Ciaran stared at her, unmoving,
unreadable. "You don't want to know the answer to that." His voice was above a
whisper. "Walk away."
She held his gaze for a heartbeat
longer. Enough to prove to him she was not intimidated but her shaky knees gave
her away.
"I keep having these nightmares
Ciaran. I'm always falling."
Ciaran said nothing. "The dream,"
he added. "The one where you fall. Off a ledge. You haven't slept," he said
next.
She stilled. "You were in my
mind."
"I saw enough to know it haunts
you."
She looked at him. Really looked.
His eyes weren't glowing. His voice wasn't cruel. He was still Ciaran. Still
dangerous. Still calculating. But in that moment he was there, and she wasn't
alone.
"Sometimes it's a cliff, or it's
the sky. Other times there's nothing below me at all. … falling. Forever. And
there's a voice. Or perhaps it's mine. It keeps repeating something over and
over again."
Her voice dropped to a whisper.
"Valear'kha serana."
Ciaran went still.
"Say that again."
She did. Slower this time.
"I don't know what it means. I
can't even tell you what language it is. But every time I hear it… it's like
something inside me is waking up. And I don't know if that's good or
dangerous."
Ciaran didn't respond for a long
time.
"What does it mean?" she asked.
"I don't know."
"But — you reacted."
"I've heard a lot of things," he
said. "Doesn't mean I understand them. If you want… I can stay in your head
tonight."
Her eyes narrowed.
"To catch the nightmare. Replace
it with something else."
"You know I hate that," she said.
"I do. But I offered anyway and I
might do it, anyway."
"Why?"
"Because you need to sleep to
survive this place."
"You can't control everything."
"I don't want to control it," he
said. "I want to catch it. Before it kills you."

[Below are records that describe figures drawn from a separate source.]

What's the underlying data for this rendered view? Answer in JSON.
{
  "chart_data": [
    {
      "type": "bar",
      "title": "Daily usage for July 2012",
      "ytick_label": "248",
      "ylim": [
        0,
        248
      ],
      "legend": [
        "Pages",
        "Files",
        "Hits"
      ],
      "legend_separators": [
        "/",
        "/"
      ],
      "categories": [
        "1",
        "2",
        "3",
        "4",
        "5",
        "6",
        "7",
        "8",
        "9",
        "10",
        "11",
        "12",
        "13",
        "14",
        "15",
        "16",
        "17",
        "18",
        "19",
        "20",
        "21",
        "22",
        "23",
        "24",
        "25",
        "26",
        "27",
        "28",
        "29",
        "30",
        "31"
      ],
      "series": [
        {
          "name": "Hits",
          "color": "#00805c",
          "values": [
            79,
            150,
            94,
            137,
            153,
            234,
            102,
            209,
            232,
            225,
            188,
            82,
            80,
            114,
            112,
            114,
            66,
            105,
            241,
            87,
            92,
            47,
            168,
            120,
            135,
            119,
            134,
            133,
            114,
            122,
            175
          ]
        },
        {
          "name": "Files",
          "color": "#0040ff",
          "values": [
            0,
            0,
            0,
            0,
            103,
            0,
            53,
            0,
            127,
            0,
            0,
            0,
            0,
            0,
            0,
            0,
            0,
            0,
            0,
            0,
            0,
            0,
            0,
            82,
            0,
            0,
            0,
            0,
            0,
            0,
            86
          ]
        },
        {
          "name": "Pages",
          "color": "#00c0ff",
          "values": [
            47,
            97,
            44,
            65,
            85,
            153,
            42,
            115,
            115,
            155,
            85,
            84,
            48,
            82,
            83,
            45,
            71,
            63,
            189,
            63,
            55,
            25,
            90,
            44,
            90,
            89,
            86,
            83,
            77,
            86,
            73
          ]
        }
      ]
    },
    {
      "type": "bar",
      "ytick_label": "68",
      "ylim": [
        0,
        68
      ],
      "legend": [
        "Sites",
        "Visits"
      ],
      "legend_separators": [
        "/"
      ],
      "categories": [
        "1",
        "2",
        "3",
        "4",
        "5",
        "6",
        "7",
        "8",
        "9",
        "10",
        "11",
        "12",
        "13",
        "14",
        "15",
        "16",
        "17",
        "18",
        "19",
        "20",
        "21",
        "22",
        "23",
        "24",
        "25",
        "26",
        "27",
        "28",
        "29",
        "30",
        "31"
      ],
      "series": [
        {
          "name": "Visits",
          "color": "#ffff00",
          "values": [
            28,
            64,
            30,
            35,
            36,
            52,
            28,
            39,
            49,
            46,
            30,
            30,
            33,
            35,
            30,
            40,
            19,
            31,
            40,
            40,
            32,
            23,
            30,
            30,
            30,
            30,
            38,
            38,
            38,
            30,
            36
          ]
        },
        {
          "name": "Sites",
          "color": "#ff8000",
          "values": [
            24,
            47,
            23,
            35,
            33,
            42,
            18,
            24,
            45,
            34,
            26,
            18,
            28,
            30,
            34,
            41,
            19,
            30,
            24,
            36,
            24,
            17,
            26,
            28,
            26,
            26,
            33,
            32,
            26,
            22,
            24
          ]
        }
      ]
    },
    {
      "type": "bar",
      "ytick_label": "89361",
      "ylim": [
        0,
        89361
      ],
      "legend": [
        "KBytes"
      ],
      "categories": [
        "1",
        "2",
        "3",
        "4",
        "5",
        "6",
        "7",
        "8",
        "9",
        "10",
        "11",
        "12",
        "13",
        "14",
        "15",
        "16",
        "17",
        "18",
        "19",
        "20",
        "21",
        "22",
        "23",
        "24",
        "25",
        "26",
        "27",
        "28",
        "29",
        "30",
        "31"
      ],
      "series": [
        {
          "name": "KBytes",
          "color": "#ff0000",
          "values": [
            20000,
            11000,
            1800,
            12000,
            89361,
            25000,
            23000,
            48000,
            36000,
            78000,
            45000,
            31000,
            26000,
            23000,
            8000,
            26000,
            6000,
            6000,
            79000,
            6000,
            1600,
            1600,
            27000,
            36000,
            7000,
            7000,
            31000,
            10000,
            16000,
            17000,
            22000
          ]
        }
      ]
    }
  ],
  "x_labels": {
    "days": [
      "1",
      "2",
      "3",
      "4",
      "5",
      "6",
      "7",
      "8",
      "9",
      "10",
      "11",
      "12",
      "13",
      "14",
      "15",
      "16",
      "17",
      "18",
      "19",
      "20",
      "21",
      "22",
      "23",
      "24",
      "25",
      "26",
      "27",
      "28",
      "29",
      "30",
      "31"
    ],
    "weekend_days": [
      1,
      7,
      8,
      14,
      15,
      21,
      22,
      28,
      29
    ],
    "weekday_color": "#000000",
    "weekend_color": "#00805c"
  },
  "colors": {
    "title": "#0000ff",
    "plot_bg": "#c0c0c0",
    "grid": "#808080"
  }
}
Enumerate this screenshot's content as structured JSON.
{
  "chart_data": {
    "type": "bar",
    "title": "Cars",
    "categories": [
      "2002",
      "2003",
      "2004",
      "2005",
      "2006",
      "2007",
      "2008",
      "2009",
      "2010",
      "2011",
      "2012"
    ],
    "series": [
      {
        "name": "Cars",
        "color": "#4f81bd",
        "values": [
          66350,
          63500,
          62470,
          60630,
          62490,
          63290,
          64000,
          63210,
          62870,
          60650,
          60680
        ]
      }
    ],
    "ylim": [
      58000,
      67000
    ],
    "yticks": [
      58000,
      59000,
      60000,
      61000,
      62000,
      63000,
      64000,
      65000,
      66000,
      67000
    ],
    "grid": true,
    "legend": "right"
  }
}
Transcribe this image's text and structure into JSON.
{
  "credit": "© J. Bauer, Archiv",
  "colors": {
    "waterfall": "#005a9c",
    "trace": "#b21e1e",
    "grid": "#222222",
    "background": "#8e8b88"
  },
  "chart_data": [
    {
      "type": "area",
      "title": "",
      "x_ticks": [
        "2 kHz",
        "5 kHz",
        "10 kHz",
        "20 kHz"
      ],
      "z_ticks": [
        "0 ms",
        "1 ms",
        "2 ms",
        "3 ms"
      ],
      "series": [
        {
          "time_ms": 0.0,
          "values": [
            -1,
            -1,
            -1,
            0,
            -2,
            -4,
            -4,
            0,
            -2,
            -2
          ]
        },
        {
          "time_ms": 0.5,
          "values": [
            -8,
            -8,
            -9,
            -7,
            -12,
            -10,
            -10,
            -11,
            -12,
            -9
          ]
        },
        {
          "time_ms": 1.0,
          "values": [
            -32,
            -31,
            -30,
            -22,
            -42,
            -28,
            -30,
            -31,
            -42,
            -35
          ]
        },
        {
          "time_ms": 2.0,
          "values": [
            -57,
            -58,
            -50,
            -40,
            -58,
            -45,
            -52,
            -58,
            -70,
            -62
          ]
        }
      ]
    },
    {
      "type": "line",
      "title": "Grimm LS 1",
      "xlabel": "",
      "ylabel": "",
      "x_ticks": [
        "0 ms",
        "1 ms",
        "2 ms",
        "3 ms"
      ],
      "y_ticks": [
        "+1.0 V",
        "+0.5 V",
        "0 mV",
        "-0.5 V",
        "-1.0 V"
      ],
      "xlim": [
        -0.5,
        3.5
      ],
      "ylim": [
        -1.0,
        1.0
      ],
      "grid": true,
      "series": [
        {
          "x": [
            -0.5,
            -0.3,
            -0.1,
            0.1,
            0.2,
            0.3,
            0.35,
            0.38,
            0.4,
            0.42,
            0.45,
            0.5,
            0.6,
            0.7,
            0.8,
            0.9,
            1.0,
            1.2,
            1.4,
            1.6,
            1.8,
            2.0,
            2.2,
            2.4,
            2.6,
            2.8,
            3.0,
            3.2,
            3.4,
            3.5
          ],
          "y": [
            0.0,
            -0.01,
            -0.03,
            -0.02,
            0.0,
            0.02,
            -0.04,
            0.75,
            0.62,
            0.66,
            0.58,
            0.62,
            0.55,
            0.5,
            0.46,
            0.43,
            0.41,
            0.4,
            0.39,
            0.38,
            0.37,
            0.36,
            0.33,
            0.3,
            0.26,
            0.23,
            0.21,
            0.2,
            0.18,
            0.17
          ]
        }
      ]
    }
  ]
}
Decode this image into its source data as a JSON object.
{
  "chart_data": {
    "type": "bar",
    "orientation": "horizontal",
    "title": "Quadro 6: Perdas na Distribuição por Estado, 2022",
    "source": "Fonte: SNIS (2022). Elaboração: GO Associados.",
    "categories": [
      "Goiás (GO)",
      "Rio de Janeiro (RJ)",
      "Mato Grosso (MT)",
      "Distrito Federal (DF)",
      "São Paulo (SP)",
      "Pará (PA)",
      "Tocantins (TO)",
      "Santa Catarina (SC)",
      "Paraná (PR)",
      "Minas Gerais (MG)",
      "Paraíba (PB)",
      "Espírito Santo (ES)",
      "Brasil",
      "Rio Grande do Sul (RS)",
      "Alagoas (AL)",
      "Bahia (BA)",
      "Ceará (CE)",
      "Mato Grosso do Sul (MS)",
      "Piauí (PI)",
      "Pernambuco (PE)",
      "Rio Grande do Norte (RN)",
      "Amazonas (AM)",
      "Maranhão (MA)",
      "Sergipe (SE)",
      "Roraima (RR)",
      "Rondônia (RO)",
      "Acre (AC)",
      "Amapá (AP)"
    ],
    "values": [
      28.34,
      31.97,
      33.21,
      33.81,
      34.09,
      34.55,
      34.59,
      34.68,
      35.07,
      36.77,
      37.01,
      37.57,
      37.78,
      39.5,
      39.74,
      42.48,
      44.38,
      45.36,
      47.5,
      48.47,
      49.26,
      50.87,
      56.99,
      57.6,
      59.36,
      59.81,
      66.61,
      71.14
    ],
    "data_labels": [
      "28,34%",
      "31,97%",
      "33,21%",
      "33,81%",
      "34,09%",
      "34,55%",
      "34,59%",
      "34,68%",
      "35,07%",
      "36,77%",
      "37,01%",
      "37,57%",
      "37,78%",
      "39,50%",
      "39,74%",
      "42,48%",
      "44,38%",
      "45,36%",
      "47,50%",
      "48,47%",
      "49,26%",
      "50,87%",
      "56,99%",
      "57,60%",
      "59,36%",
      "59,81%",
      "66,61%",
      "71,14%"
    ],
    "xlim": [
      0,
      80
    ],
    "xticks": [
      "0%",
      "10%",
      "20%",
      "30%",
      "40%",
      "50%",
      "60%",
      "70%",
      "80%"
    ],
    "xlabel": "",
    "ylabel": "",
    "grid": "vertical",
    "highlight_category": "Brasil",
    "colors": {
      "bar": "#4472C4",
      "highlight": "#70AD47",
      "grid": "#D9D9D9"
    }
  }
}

He turned, walked to the door,
and stopped without looking back.
She didn't look at him.
"And if I never forgive you for
it?"
"I don't trust you yet, little
storm. But I'll still catch you if you fall. Let me know if you change your
mind."
She didn't say thank you or tell
him no.
She just walked all the way back
to her room, through shadows that didn't quite suggest solitude.
Sleep overcame her instantly as
she fell onto her bed, fists clenched and eyes burning. And the ledge was
waiting. When the wind screamed in her ears and the ground came closer — she
sensed it. A presence. A shadow. Something caught her. And just before waking,
she heard it again a voice not her own. "No, Vasha, not tonight."